En ce qui concerne la santé publique, il est impératif de rééquilibrer notre relation avec les partenaires civils afin que les conditions d'emploi de nos soignants et de nos moyens soient pleinement compatibles avec nos priorités opérationnelles. Aujourd'hui centrées sur le ministère des solidarités et de la santé, les crises de demain pourraient, comme cela a déjà été le cas par le passé, concerner d'autres ministères, comme celui de l'agriculture, celui de l'enseignement supérieur, de la recherche et de l'innovation ou encore celui de l'intérieur. Notre action ne doit donc pas demeurer centrée sur le ministère des solidarités et de la santé. Au demeurant, nous coopérons déjà avec le ministère de l'intérieur : des compétences de médecin militaire sont intégrées au sein de la brigade des sapeurs-pompiers de Paris (BSPP) et du bataillon des marins-pompiers de Marseille (BMPM). Nous devons aujourd'hui préciser nos relations avec ces autres ministères.
S'agissant de nos partenaires européens, les coopérations déjà amorcées avec l'Allemagne telles que les jumelages d'hôpitaux militaires, les coopérations sur les théâtres d'opérations ou la participation aux forces de présence à Djibouti sont à pérenniser.
Dans les années à venir, la chaîne hospitalière militaire sera également refondée. La définition d'un nouveau schéma hospitalier permettra de répondre de façon plus optimale aux exigences de résilience par le renforcement des capacités opérationnelles des HIA. Les pôles d'excellence que sont par exemple les trauma-centers des hôpitaux de Percy et de Sainte-Anne ou les infectio-centers des hôpitaux de Bégin et de Laveran confirmeront leur participation au contrat opérationnel des forces et à la résilience de la nation.
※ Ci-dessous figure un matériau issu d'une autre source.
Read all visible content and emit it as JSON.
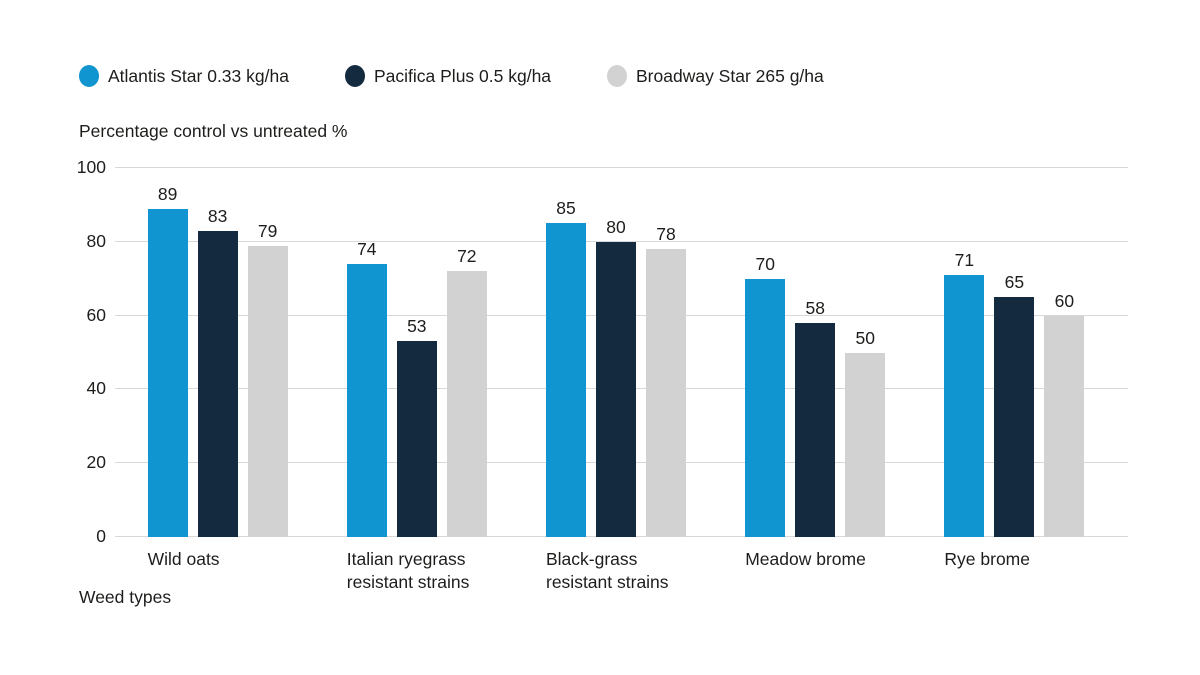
{
  "chart_data": {
    "type": "bar",
    "title": "Percentage control vs untreated %",
    "xlabel": "Weed types",
    "categories": [
      "Wild oats",
      "Italian ryegrass\nresistant strains",
      "Black-grass\nresistant strains",
      "Meadow brome",
      "Rye brome"
    ],
    "series": [
      {
        "name": "Atlantis Star 0.33 kg/ha",
        "color": "#1095d0",
        "values": [
          89,
          74,
          85,
          70,
          71
        ]
      },
      {
        "name": "Pacifica Plus 0.5 kg/ha",
        "color": "#142b3f",
        "values": [
          83,
          53,
          80,
          58,
          65
        ]
      },
      {
        "name": "Broadway Star 265 g/ha",
        "color": "#d2d2d2",
        "values": [
          79,
          72,
          78,
          50,
          60
        ]
      }
    ],
    "y_ticks": [
      100,
      80,
      60,
      40,
      20,
      0
    ],
    "ylim": [
      0,
      100
    ],
    "grid": "horizontal",
    "legend_position": "top"
  },
  "colors": {
    "background": "#ffffff",
    "gridline": "#d8d8d8",
    "text": "#1d1d1b"
  }
}
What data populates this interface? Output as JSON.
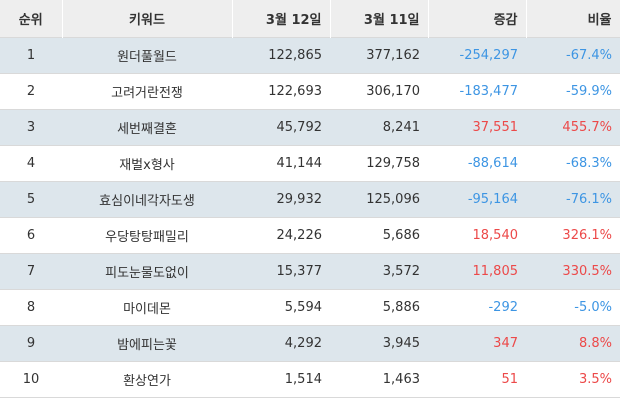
{
  "colors": {
    "header_bg": "#eeeeee",
    "stripe_bg": "#dde6ec",
    "negative": "#3d95e3",
    "positive": "#ec4949"
  },
  "table": {
    "headers": {
      "rank": "순위",
      "keyword": "키워드",
      "date1": "3월 12일",
      "date2": "3월 11일",
      "diff": "증감",
      "ratio": "비율"
    },
    "rows": [
      {
        "rank": "1",
        "keyword": "원더풀월드",
        "date1": "122,865",
        "date2": "377,162",
        "diff": "-254,297",
        "ratio": "-67.4%",
        "trend": "neg"
      },
      {
        "rank": "2",
        "keyword": "고려거란전쟁",
        "date1": "122,693",
        "date2": "306,170",
        "diff": "-183,477",
        "ratio": "-59.9%",
        "trend": "neg"
      },
      {
        "rank": "3",
        "keyword": "세번째결혼",
        "date1": "45,792",
        "date2": "8,241",
        "diff": "37,551",
        "ratio": "455.7%",
        "trend": "pos"
      },
      {
        "rank": "4",
        "keyword": "재벌x형사",
        "date1": "41,144",
        "date2": "129,758",
        "diff": "-88,614",
        "ratio": "-68.3%",
        "trend": "neg"
      },
      {
        "rank": "5",
        "keyword": "효심이네각자도생",
        "date1": "29,932",
        "date2": "125,096",
        "diff": "-95,164",
        "ratio": "-76.1%",
        "trend": "neg"
      },
      {
        "rank": "6",
        "keyword": "우당탕탕패밀리",
        "date1": "24,226",
        "date2": "5,686",
        "diff": "18,540",
        "ratio": "326.1%",
        "trend": "pos"
      },
      {
        "rank": "7",
        "keyword": "피도눈물도없이",
        "date1": "15,377",
        "date2": "3,572",
        "diff": "11,805",
        "ratio": "330.5%",
        "trend": "pos"
      },
      {
        "rank": "8",
        "keyword": "마이데몬",
        "date1": "5,594",
        "date2": "5,886",
        "diff": "-292",
        "ratio": "-5.0%",
        "trend": "neg"
      },
      {
        "rank": "9",
        "keyword": "밤에피는꽃",
        "date1": "4,292",
        "date2": "3,945",
        "diff": "347",
        "ratio": "8.8%",
        "trend": "pos"
      },
      {
        "rank": "10",
        "keyword": "환상연가",
        "date1": "1,514",
        "date2": "1,463",
        "diff": "51",
        "ratio": "3.5%",
        "trend": "pos"
      }
    ]
  }
}
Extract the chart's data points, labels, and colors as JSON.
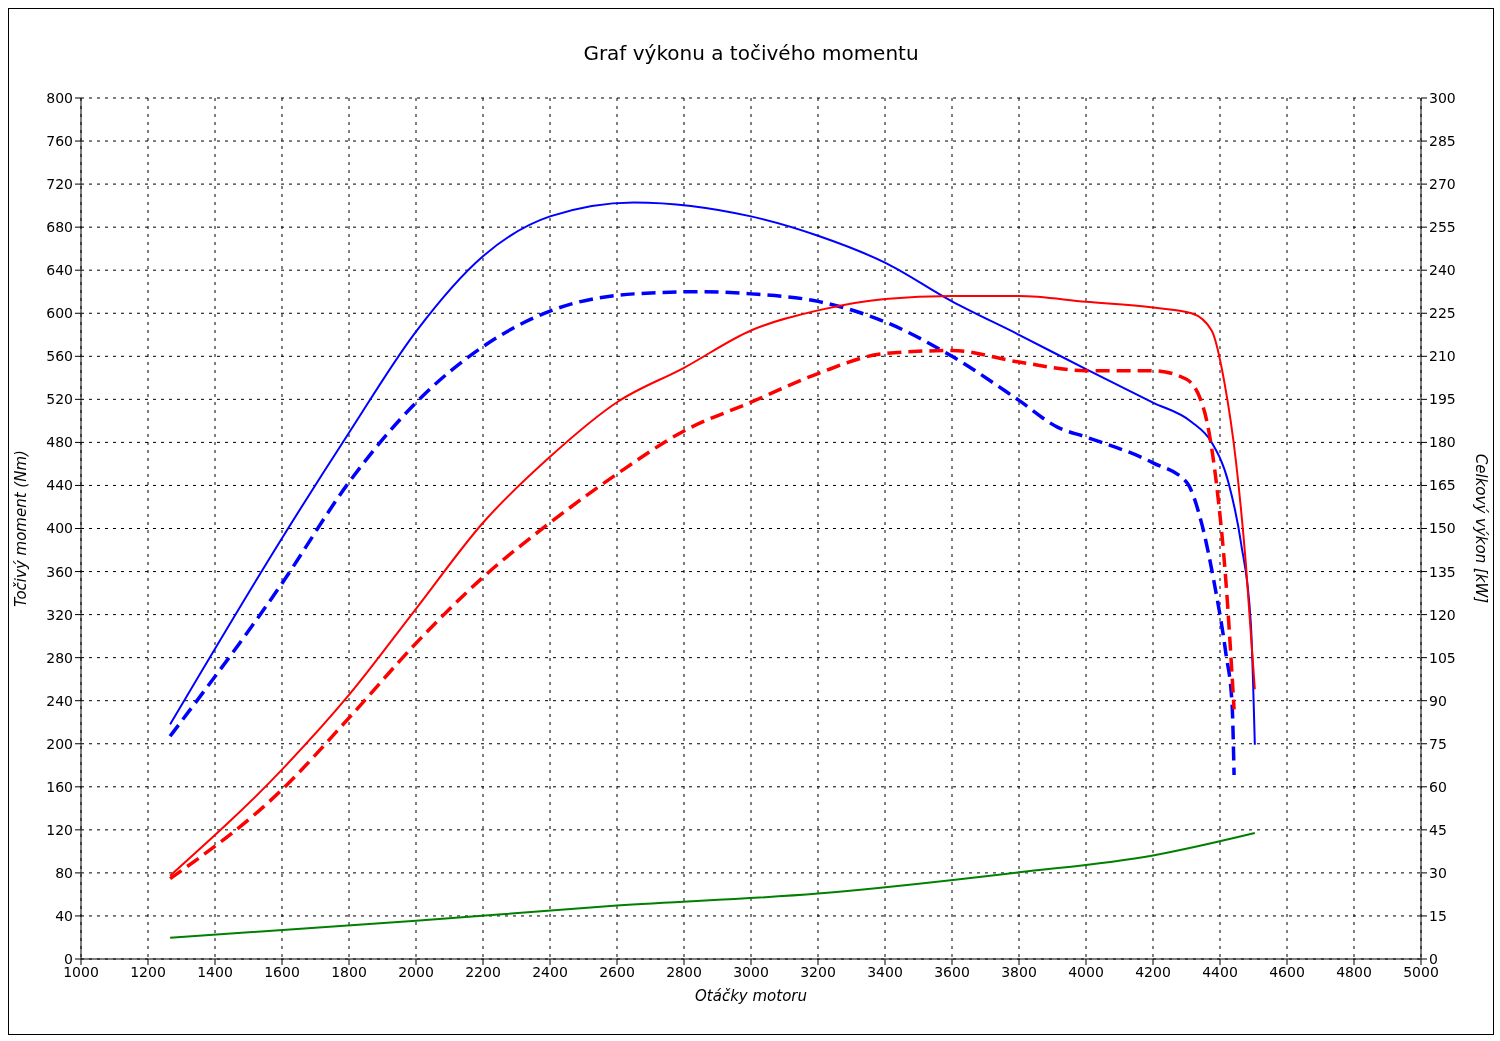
{
  "chart_data": {
    "type": "line",
    "title": "Graf výkonu a točivého momentu",
    "xlabel": "Otáčky motoru",
    "ylabel": "Točivý moment (Nm)",
    "y2label": "Celkový výkon [kW]",
    "xlim": [
      1000,
      5000
    ],
    "xticks": [
      1000,
      1200,
      1400,
      1600,
      1800,
      2000,
      2200,
      2400,
      2600,
      2800,
      3000,
      3200,
      3400,
      3600,
      3800,
      4000,
      4200,
      4400,
      4600,
      4800,
      5000
    ],
    "ylim": [
      0,
      800
    ],
    "yticks": [
      0,
      40,
      80,
      120,
      160,
      200,
      240,
      280,
      320,
      360,
      400,
      440,
      480,
      520,
      560,
      600,
      640,
      680,
      720,
      760,
      800
    ],
    "y2lim": [
      0,
      300
    ],
    "y2ticks": [
      0,
      15,
      30,
      45,
      60,
      75,
      90,
      105,
      120,
      135,
      150,
      165,
      180,
      195,
      210,
      225,
      240,
      255,
      270,
      285,
      300
    ],
    "grid": true,
    "series": [
      {
        "color": "#0000ff",
        "line_style": "solid",
        "x": [
          1266,
          1600,
          1800,
          2000,
          2200,
          2400,
          2650,
          3000,
          3200,
          3400,
          3600,
          3800,
          4000,
          4200,
          4315,
          4375,
          4425,
          4463,
          4492,
          4504
        ],
        "values": [
          218,
          391,
          489,
          583,
          653,
          690,
          703,
          690,
          672,
          647,
          611,
          580,
          548,
          517,
          499,
          480,
          443,
          386,
          312,
          199
        ]
      },
      {
        "color": "#0000ff",
        "line_style": "dashed",
        "x": [
          1266,
          1600,
          1800,
          2000,
          2200,
          2400,
          2650,
          2850,
          3000,
          3200,
          3400,
          3600,
          3800,
          3916,
          4000,
          4200,
          4300,
          4345,
          4383,
          4418,
          4436,
          4442
        ],
        "values": [
          207,
          349,
          443,
          517,
          569,
          602,
          618,
          620,
          618,
          611,
          592,
          560,
          519,
          494,
          485,
          461,
          443,
          405,
          349,
          283,
          237,
          171
        ]
      },
      {
        "color": "#ff0000",
        "line_style": "solid",
        "axis": "y2",
        "x": [
          1266,
          1600,
          1800,
          2000,
          2200,
          2400,
          2600,
          2800,
          3000,
          3200,
          3400,
          3600,
          3800,
          4000,
          4200,
          4315,
          4375,
          4413,
          4448,
          4477,
          4504
        ],
        "values": [
          29,
          66,
          92,
          122,
          152,
          175,
          194,
          206,
          219,
          226,
          230,
          231,
          231,
          229,
          227,
          225,
          219,
          201,
          173,
          138,
          94
        ]
      },
      {
        "color": "#ff0000",
        "line_style": "dashed",
        "axis": "y2",
        "x": [
          1266,
          1600,
          1800,
          2000,
          2200,
          2400,
          2600,
          2800,
          3000,
          3200,
          3400,
          3600,
          3800,
          4000,
          4200,
          4300,
          4353,
          4389,
          4418,
          4442
        ],
        "values": [
          28,
          59,
          84,
          110,
          133,
          152,
          169,
          184,
          194,
          204,
          211,
          212,
          208,
          205,
          205,
          202,
          191,
          166,
          131,
          87
        ]
      },
      {
        "color": "#008000",
        "line_style": "solid",
        "axis": "y2",
        "x": [
          1266,
          2000,
          2600,
          3200,
          3800,
          4200,
          4504
        ],
        "values": [
          7.4,
          13.3,
          18.6,
          22.8,
          30.2,
          36.1,
          43.9
        ]
      }
    ]
  }
}
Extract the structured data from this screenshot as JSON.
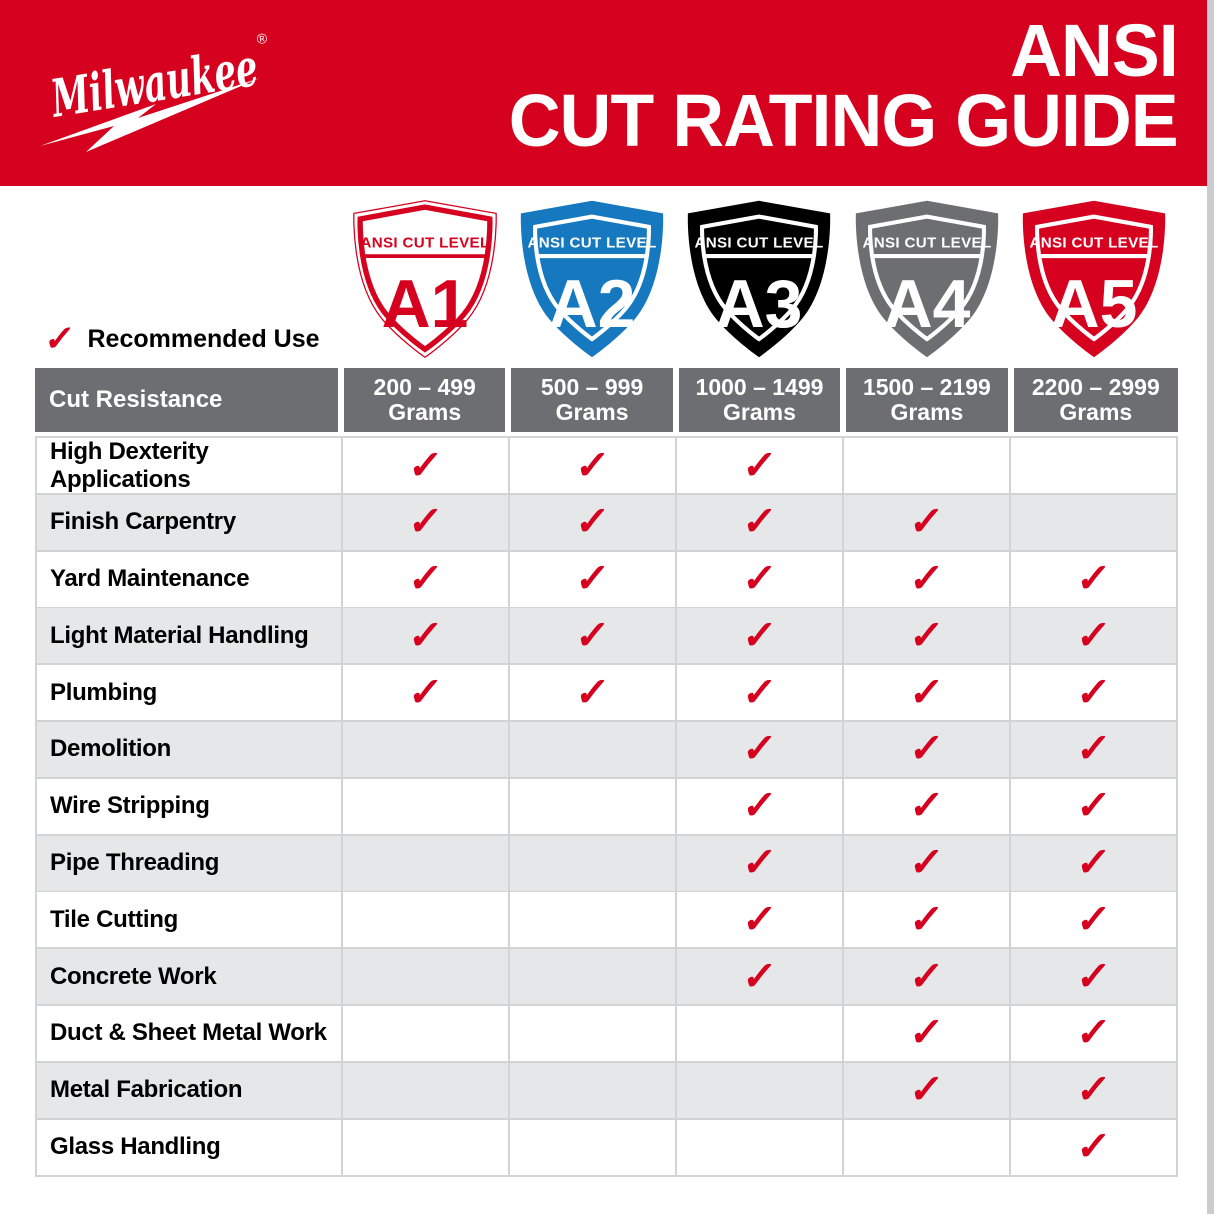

Pour conclure, j'insisterai sur notre raison d'être. Nous avons un contrat opérationnel fixé par le chef d'état-major des armées : garantir le soutien des forces armées. Toute notre organisation concourt à la garantie de ce contrat opérationnel et, quel que soit notre niveau de participation, à la résilience de la nation. La garantie de ce contrat doit demeurer la base de notre réflexion. Ainsi, une participation inconsidérée du SSA pourrait entamer sa capacité à contribuer à la résilience des forces armées ; il importe de le garder à l'esprit. Les principes d'engagement des moyens doivent être partagés, compris, acceptés. Je le redis, dans le cadre de sa participation à la résilience de la nation, le service doit apparaître comme utile et temporaire, et non systématique et permanent.